Après avoir dénoncé une pièce de théâtre antisémite jouée à l’Université de La Rochelle, Michel Goldberg*, professeur enseignant dans cette université, fait l’objet d’une campagne calomnieuse sur le forum du site internet de l’Université de La Rochelle. Nous avons recueilli son témoignage alors qu’il se retrouve aujourd’hui stigmatisé par ses pairs et ceux qu’il pensait être ses soutiens légitimes.
Comment cette affaire de pièce antisémite a-t-elle commencé ?

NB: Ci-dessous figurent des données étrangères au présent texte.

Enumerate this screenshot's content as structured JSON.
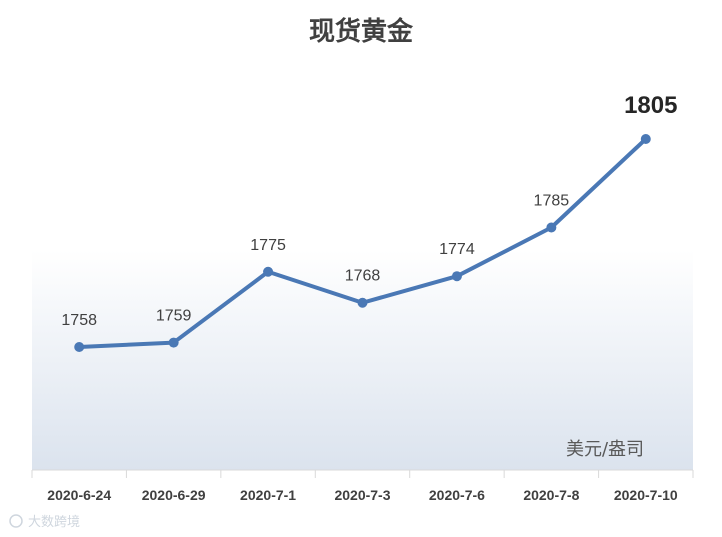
{
  "chart_data": {
    "type": "line",
    "title": "现货黄金",
    "unit_label": "美元/盎司",
    "categories": [
      "2020-6-24",
      "2020-6-29",
      "2020-7-1",
      "2020-7-3",
      "2020-7-6",
      "2020-7-8",
      "2020-7-10"
    ],
    "series": [
      {
        "values": [
          1758,
          1759,
          1775,
          1768,
          1774,
          1785,
          1805
        ]
      }
    ],
    "data_labels": [
      "1758",
      "1759",
      "1775",
      "1768",
      "1774",
      "1785",
      "1805"
    ],
    "highlight_last_label": true,
    "line_color": "#4a78b5",
    "background_gradient": [
      "#ffffff",
      "#dbe3ee"
    ],
    "grid": false,
    "legend": "none"
  },
  "watermark": "大数跨境"
}
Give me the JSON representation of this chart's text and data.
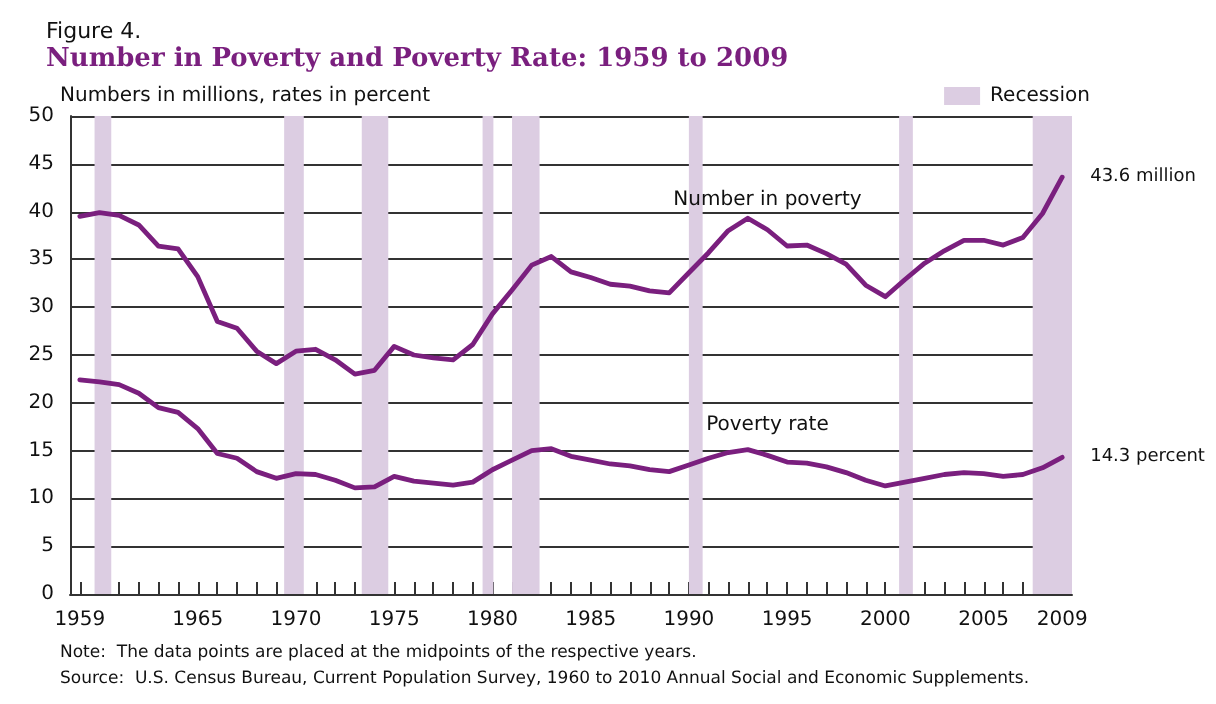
{
  "chart_data": {
    "type": "line",
    "subtitle": "Figure 4.",
    "title": "Number in Poverty and Poverty Rate: 1959 to 2009",
    "ylabel": "Numbers in millions, rates in percent",
    "x": [
      1959,
      1960,
      1961,
      1962,
      1963,
      1964,
      1965,
      1966,
      1967,
      1968,
      1969,
      1970,
      1971,
      1972,
      1973,
      1974,
      1975,
      1976,
      1977,
      1978,
      1979,
      1980,
      1981,
      1982,
      1983,
      1984,
      1985,
      1986,
      1987,
      1988,
      1989,
      1990,
      1991,
      1992,
      1993,
      1994,
      1995,
      1996,
      1997,
      1998,
      1999,
      2000,
      2001,
      2002,
      2003,
      2004,
      2005,
      2006,
      2007,
      2008,
      2009
    ],
    "series": [
      {
        "name": "Number in poverty",
        "color": "#7a1f7e",
        "values": [
          39.5,
          39.9,
          39.6,
          38.6,
          36.4,
          36.1,
          33.2,
          28.5,
          27.8,
          25.4,
          24.1,
          25.4,
          25.6,
          24.5,
          23.0,
          23.4,
          25.9,
          25.0,
          24.7,
          24.5,
          26.1,
          29.3,
          31.8,
          34.4,
          35.3,
          33.7,
          33.1,
          32.4,
          32.2,
          31.7,
          31.5,
          33.6,
          35.7,
          38.0,
          39.3,
          38.1,
          36.4,
          36.5,
          35.6,
          34.5,
          32.3,
          31.1,
          32.9,
          34.6,
          35.9,
          37.0,
          37.0,
          36.5,
          37.3,
          39.8,
          43.6
        ]
      },
      {
        "name": "Poverty rate",
        "color": "#7a1f7e",
        "values": [
          22.4,
          22.2,
          21.9,
          21.0,
          19.5,
          19.0,
          17.3,
          14.7,
          14.2,
          12.8,
          12.1,
          12.6,
          12.5,
          11.9,
          11.1,
          11.2,
          12.3,
          11.8,
          11.6,
          11.4,
          11.7,
          13.0,
          14.0,
          15.0,
          15.2,
          14.4,
          14.0,
          13.6,
          13.4,
          13.0,
          12.8,
          13.5,
          14.2,
          14.8,
          15.1,
          14.5,
          13.8,
          13.7,
          13.3,
          12.7,
          11.9,
          11.3,
          11.7,
          12.1,
          12.5,
          12.7,
          12.6,
          12.3,
          12.5,
          13.2,
          14.3
        ]
      }
    ],
    "xlim": [
      1958.5,
      2009.5
    ],
    "xticks": [
      1959,
      {
        "value": 1960,
        "label": null
      },
      {
        "value": 1961,
        "label": null
      },
      {
        "value": 1962,
        "label": null
      },
      {
        "value": 1963,
        "label": null
      },
      {
        "value": 1964,
        "label": null
      },
      1965,
      {
        "value": 1966,
        "label": null
      },
      {
        "value": 1967,
        "label": null
      },
      {
        "value": 1968,
        "label": null
      },
      {
        "value": 1969,
        "label": null
      },
      1970,
      {
        "value": 1971,
        "label": null
      },
      {
        "value": 1972,
        "label": null
      },
      {
        "value": 1973,
        "label": null
      },
      {
        "value": 1974,
        "label": null
      },
      1975,
      {
        "value": 1976,
        "label": null
      },
      {
        "value": 1977,
        "label": null
      },
      {
        "value": 1978,
        "label": null
      },
      {
        "value": 1979,
        "label": null
      },
      1980,
      {
        "value": 1981,
        "label": null
      },
      {
        "value": 1982,
        "label": null
      },
      {
        "value": 1983,
        "label": null
      },
      {
        "value": 1984,
        "label": null
      },
      1985,
      {
        "value": 1986,
        "label": null
      },
      {
        "value": 1987,
        "label": null
      },
      {
        "value": 1988,
        "label": null
      },
      {
        "value": 1989,
        "label": null
      },
      1990,
      {
        "value": 1991,
        "label": null
      },
      {
        "value": 1992,
        "label": null
      },
      {
        "value": 1993,
        "label": null
      },
      {
        "value": 1994,
        "label": null
      },
      1995,
      {
        "value": 1996,
        "label": null
      },
      {
        "value": 1997,
        "label": null
      },
      {
        "value": 1998,
        "label": null
      },
      {
        "value": 1999,
        "label": null
      },
      2000,
      {
        "value": 2001,
        "label": null
      },
      {
        "value": 2002,
        "label": null
      },
      {
        "value": 2003,
        "label": null
      },
      {
        "value": 2004,
        "label": null
      },
      2005,
      {
        "value": 2006,
        "label": null
      },
      {
        "value": 2007,
        "label": null
      },
      {
        "value": 2008,
        "label": null
      },
      2009
    ],
    "ylim": [
      0,
      50
    ],
    "yticks": [
      0,
      5,
      10,
      15,
      20,
      25,
      30,
      35,
      40,
      45,
      50
    ],
    "grid": "y",
    "legend": "top right",
    "marker": "none",
    "line_style": "solid",
    "bands": [
      {
        "axis": "x",
        "from": 1959.75,
        "to": 1960.6,
        "label": "Recession",
        "color": "#dccde2"
      },
      {
        "axis": "x",
        "from": 1969.4,
        "to": 1970.4,
        "color": "#dccde2"
      },
      {
        "axis": "x",
        "from": 1973.35,
        "to": 1974.7,
        "color": "#dccde2"
      },
      {
        "axis": "x",
        "from": 1979.5,
        "to": 1980.05,
        "color": "#dccde2"
      },
      {
        "axis": "x",
        "from": 1981.0,
        "to": 1982.4,
        "color": "#dccde2"
      },
      {
        "axis": "x",
        "from": 1990.0,
        "to": 1990.7,
        "color": "#dccde2"
      },
      {
        "axis": "x",
        "from": 2000.7,
        "to": 2001.4,
        "color": "#dccde2"
      },
      {
        "axis": "x",
        "from": 2007.5,
        "to": 2009.5,
        "color": "#dccde2"
      }
    ],
    "annotations": [
      {
        "text": "43.6 million",
        "x": 2009,
        "y": 43.6
      },
      {
        "text": "14.3 percent",
        "x": 2009,
        "y": 14.3
      },
      "Note:  The data points are placed at the midpoints of the respective years.",
      "Source:  U.S. Census Bureau, Current Population Survey, 1960 to 2010 Annual Social and Economic Supplements."
    ]
  }
}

Michel Goldberg : Dans le cadre du festival La Semaine des étudiants à l’affiche, organisée chaque à année par l’Université de La Rochelle, un de mes étudiants m’informe qu’il joue dans une pièce de théâtre. Pour lui faire plaisir et par curiosité, je vais voir la pièce en question. Cette pièce intitulée Le rôle de vos enfants dans la reprise économique mondiale est présentée sur la plaquette de l’Université comme une dénonciation de la folie du monde de la finance au travers d’une banque dont le nom est Goldberg & Co ! Elle a été écrite par des étudiants avec Eric Noël, un auteur québécois en résidence, et mise en scène par Claudie Landy.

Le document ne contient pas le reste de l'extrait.